Н. С.:
Никак. Он почти не вёл никакой переписки, сидя в Сергиевом Посаде. Да и не с кем было. Его консервативные друзья либо были перебиты, либо в тюрьмах сидели, либо за границей были к тому времени по большей части. А с друзьями революционными он никаких дел не имел. Хотя как честный человек он, общаясь с полицией, сразу сказал, что «даже не задавайте мне никаких вопросов насчёт революционеров, я всё равно ни на один вопрос не отвечу». И там, помнится, шеф полиции, Дурново, его всё-таки спросил: «Знаете ли, Лев Александрович, у нас вот есть такой шифр, который мы никак не можем разгадать. Но вы-то, член Исполнительного комитета, наверняка этот шифр знаете». А народовольцы переписывались в целях конспирации шифрованными письмами. Там это всё дело было поставлено на очень высокий уровень. И, мол, «кого вы выдадите, если нам ключ от шифра расскажете?». Тихомиров подумал и сказал: «Нет. Оставьте меня честным человеком. Я ничего не скажу».Вопрос:
Когда он был революционером, он что-то конкретное предлагал, какую-то систему?Н. С.:
Он предлагал, что нужно это правительство, эту власть смести, но никакой анархии, Боже упаси. Он и в то время считал, что власть и государство – это абсолютно необходимые вещи. Да, должно быть другое государство, народное, типа Советов, что земля должна принадлежать народу, то есть крестьянам, выборность сверху донизу.

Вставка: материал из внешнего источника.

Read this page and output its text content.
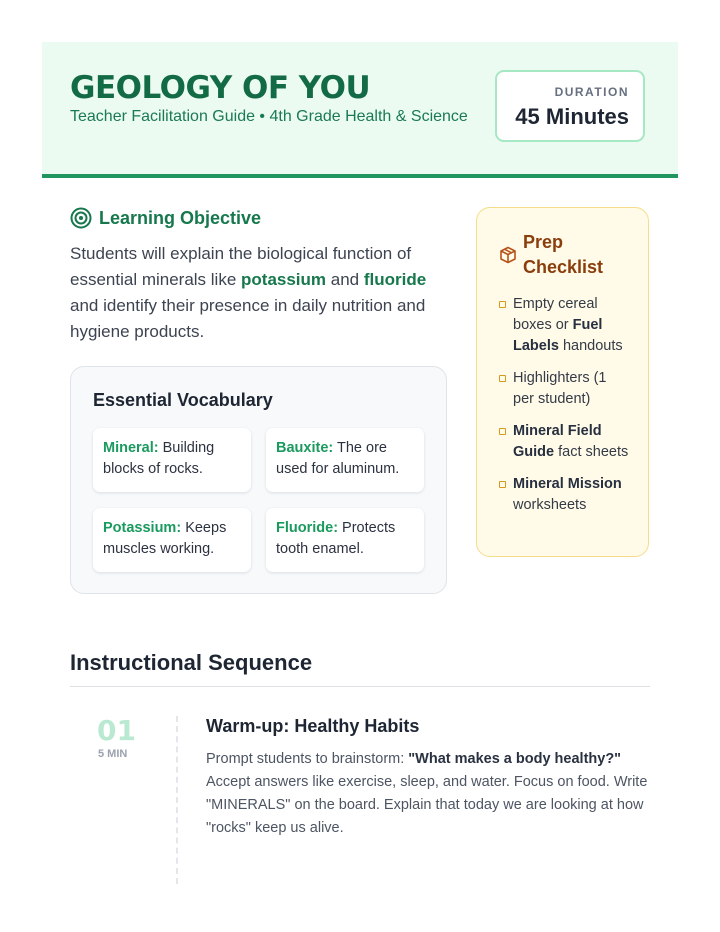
GEOLOGY OF YOU
Teacher Facilitation Guide • 4th Grade Health & Science
DURATION
45 Minutes
Learning Objective

Students will explain the biological function of essential minerals like potassium and fluoride and identify their presence in daily nutrition and hygiene products.

Essential Vocabulary
Mineral: Building blocks of rocks.
Bauxite: The ore used for aluminum.
Potassium: Keeps muscles working.
Fluoride: Protects tooth enamel.
Prep Checklist
Empty cereal boxes or Fuel Labels handouts
Highlighters (1 per student)
Mineral Field Guide fact sheets
Mineral Mission worksheets
Instructional Sequence
01
5 MIN
Warm-up: Healthy Habits

Prompt students to brainstorm: "What makes a body healthy?" Accept answers like exercise, sleep, and water. Focus on food. Write "MINERALS" on the board. Explain that today we are looking at how "rocks" keep us alive.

В общем, в этом смысле очень похожая большевистско-эсеровская такая программа. Должно быть Учредительное собрание, куда съедутся народные представители, и они сами решат, какую форму власти они хотят. Вот, если вкратце, это программа народовольцев. А смести это правительство как – ну, вот все остальные народовольцы считали, что террор настолько испугает правительство, что оно само разбежится. А Тихомиров так не думал, а считал, что нужна последовательная работа где-то в массах народа.Вопрос:
А что случилось с этим «Дворником»?Н. С.:
Он умер от отека лёгких в 1884 г. в Петропавловке.Вопрос:
Это «Дворник» или Клеточников?Н. С.:
Клеточников тоже умер. Ему дали вечную каторгу, и он скончался через два года после суда, объявив голодовку, тоже в Петропавловской крепости.Вопрос:
Ну, просто они умерли, их не приговорили к расстрелу, к повешению?Н. С.:
Михайлова сначала приговорили к смертной казни, но царь заменил ее вечной каторгой. Роль «Дворника» в «Народной воле» была самой активной и, в общем-то, решающей. Он вместе с Перовской был вторым заводилой и мотором «Народной воли». Это был человек, полностью отданный делу. Сам он из старообрядцев, между прочим. То есть человек был железный, самый железный из всех народовольцев.Вопрос:
Часто говорят, что качество людей тогда было совсем другое. Вы как считаете?Н. С.:
Понимаете, я считаю, что и сейчас есть такие люди. Им не дают поля деятельности, они прозябают и спиваются.Вопрос:
Но те ведь тоже могли прозябать и спиваться. Или тогда условия были всё-таки другие?Н. С.:
Ну, тогда была у интеллигенции другая идеология – многие надеялись на лучшее будущее, что можно своими силами, без Бога, сделать народную жизнь прекрасной. И народовольцы, и вся интеллигенция снисходительно относились к верующим людям и сами были слегка верующими, но отношение к Церкви у них было отрицательное. Поэтому и революция-то произошла, ее всё-таки, по большому счёту, сделала вот эта разночинная интеллигенция, которая меняла свои формы: то мирное «хождение в народ», то народовольцы, то большевики, то эсеры. Ну, в общем, не на сто процентов, но во многом это решающий фактор.Вопрос:
А сейчас Вы находите какой-нибудь потенциал в обществе подобный?Н. С.:
Я сейчас, честно говоря, не вижу его. Но уверен, что такие люди есть, они где-то…Вопрос:
Это макропроцесс, так сказать, это не из частиц складывалось. Ну да, вот идеология у интеллигенции была: то «хождение в народ», то какие-то революционные идеи, а сейчас…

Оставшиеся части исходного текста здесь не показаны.